REPUBLIKA.CO.ID, JAKARTA -- Parlemen Uni Eropa telah menyetujui rencana phase out biodiesel berbahan minyak sawit mentah atau crude palm oil (CPO) pada 2021. Direktur Jenderal Perundingan Perdagangan Internasional Kementerian Perdagangan Iman Pambagyo mengatakan, rencana larangan CPO oleh Komisi Eropa tidak akan menjadi penghambat dalam negosiasi Indonesia-European Union Comprehensive Economic Partnership Agreement (IEU-CEPA).
"Ada atau tidak ada masalah kelapa sawit, kita akan tetap menegosiasikan CEPA karena ini kan rules making," ujar Iman ketika ditemui di Kantor Wakil Presiden, Jumat (20/4).
Iman mengatakan, rencana larangan CPO oleh Komisi Eropa cukup mengkhawatirkan Indonesia. Oleh karena itu, Pemerintah Indonesia akan memantau perkembangan rencana tersebut. Adapun, rencana larangan biodiesel berbahan baku minyak sawit masih dalam tahap diskusi di Komite Eropa. "Itu kan belum diterapkan, ini juga belum menjadi eksekutif order dari Komisi Eropa, kita tetap mengamati perkembangannya," kata Iman.

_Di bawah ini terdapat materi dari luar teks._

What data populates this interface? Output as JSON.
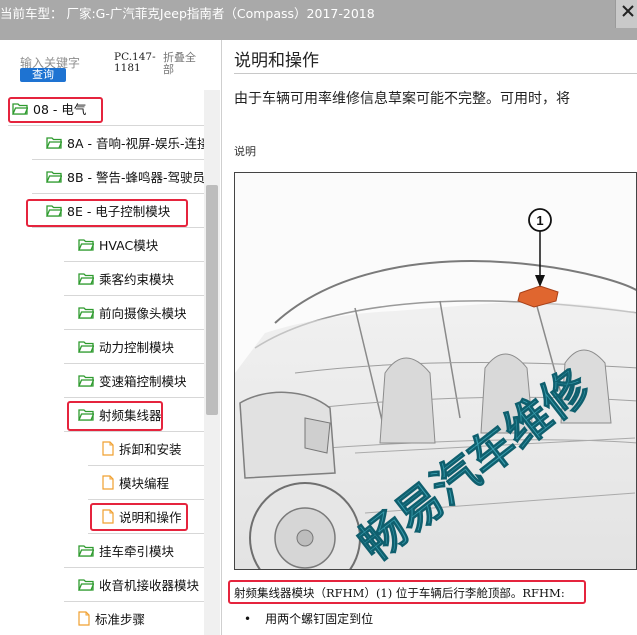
{
  "window": {
    "title": "当前车型： 厂家:G-广汽菲克Jeep指南者（Compass）2017-2018"
  },
  "search": {
    "keyword_placeholder": "输入关键字",
    "query_label": "查询",
    "pc_code": "PC.147-1181",
    "collapse_label": "折叠全部"
  },
  "tree": {
    "items": [
      {
        "label": "08 - 电气",
        "icon": "folder-open-icon",
        "highlighted": true
      },
      {
        "label": "8A - 音响-视屏-娱乐-连接",
        "icon": "folder-open-icon",
        "highlighted": false
      },
      {
        "label": "8B - 警告-蜂鸣器-驾驶员",
        "icon": "folder-open-icon",
        "highlighted": false
      },
      {
        "label": "8E - 电子控制模块",
        "icon": "folder-open-icon",
        "highlighted": true
      },
      {
        "label": "HVAC模块",
        "icon": "folder-open-icon",
        "highlighted": false
      },
      {
        "label": "乘客约束模块",
        "icon": "folder-open-icon",
        "highlighted": false
      },
      {
        "label": "前向摄像头模块",
        "icon": "folder-open-icon",
        "highlighted": false
      },
      {
        "label": "动力控制模块",
        "icon": "folder-open-icon",
        "highlighted": false
      },
      {
        "label": "变速箱控制模块",
        "icon": "folder-open-icon",
        "highlighted": false
      },
      {
        "label": "射频集线器",
        "icon": "folder-open-icon",
        "highlighted": true
      },
      {
        "label": "拆卸和安装",
        "icon": "document-icon",
        "highlighted": false
      },
      {
        "label": "模块编程",
        "icon": "document-icon",
        "highlighted": false
      },
      {
        "label": "说明和操作",
        "icon": "document-icon",
        "highlighted": true
      },
      {
        "label": "挂车牵引模块",
        "icon": "folder-open-icon",
        "highlighted": false
      },
      {
        "label": "收音机接收器模块",
        "icon": "folder-open-icon",
        "highlighted": false
      },
      {
        "label": "标准步骤",
        "icon": "document-icon",
        "highlighted": false
      }
    ]
  },
  "content": {
    "title": "说明和操作",
    "intro": "由于车辆可用率维修信息草案可能不完整。可用时，将",
    "section_label": "说明",
    "figure": {
      "callout_number": "1",
      "watermark": "畅易汽车维修"
    },
    "caption": "射频集线器模块（RFHM）(1) 位于车辆后行李舱顶部。RFHM:",
    "bullets": [
      "用两个螺钉固定到位"
    ]
  },
  "colors": {
    "titlebar_bg": "#a9a9a9",
    "query_button": "#1e73d2",
    "highlight_border": "#e5243d",
    "folder_green": "#2f9b2f",
    "document_orange": "#f0a030",
    "component_orange": "#e0662f",
    "watermark_teal": "#1a8fa3"
  }
}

Sejauh ini Indonesia terus memantau perkembangan rencana larangan biodiesel berbahan baku minyak sawit ke Eropa. Menurut Iman, Indonesia terus menyuarakan kepentingannya terhadap ekspor minyak sawit mentah. Adapun perundingan IEU-CEPA tidak hanya sebatas produk minyak sawit mentah saja, namun ada produk perikanan dan produk manufaktur.
Sebelumnya, Menteri Perdagangan RI Enggartiasto Lukita mengatakan, rencana ini dapat merugikan ekspor CPO Indonesia, termasuk produk turunannya. "Ekspor kita tertinggi adalah CPO dan seluruh derivativenya, kemudian batubara. Jadi kalau itu terganggu, kita semua terganggu. Kalau kita diganggu, kita juga bisa ganggu (Uni Eropa)," ujar Enggar yang ditemui di Kantor Wakil Presiden, Senin (9/4).
Menurut Enggar, rencana larangan biodiesel berbahan CPO dan produk turunannya ini dapat menimbulkan perdagangan yang tidak adil. Uni Eropa mulai melakukan kampanye negatif dengan mengangkat isu kerusakan lingkungan dan mengedepankan kampanye produk-produk makanan yang tidak mengandung kelapa sawit. Enggar meminta, sebaiknya Uni Eropa juga dapat membandingkannya dengan produk minyak nabati lainnya.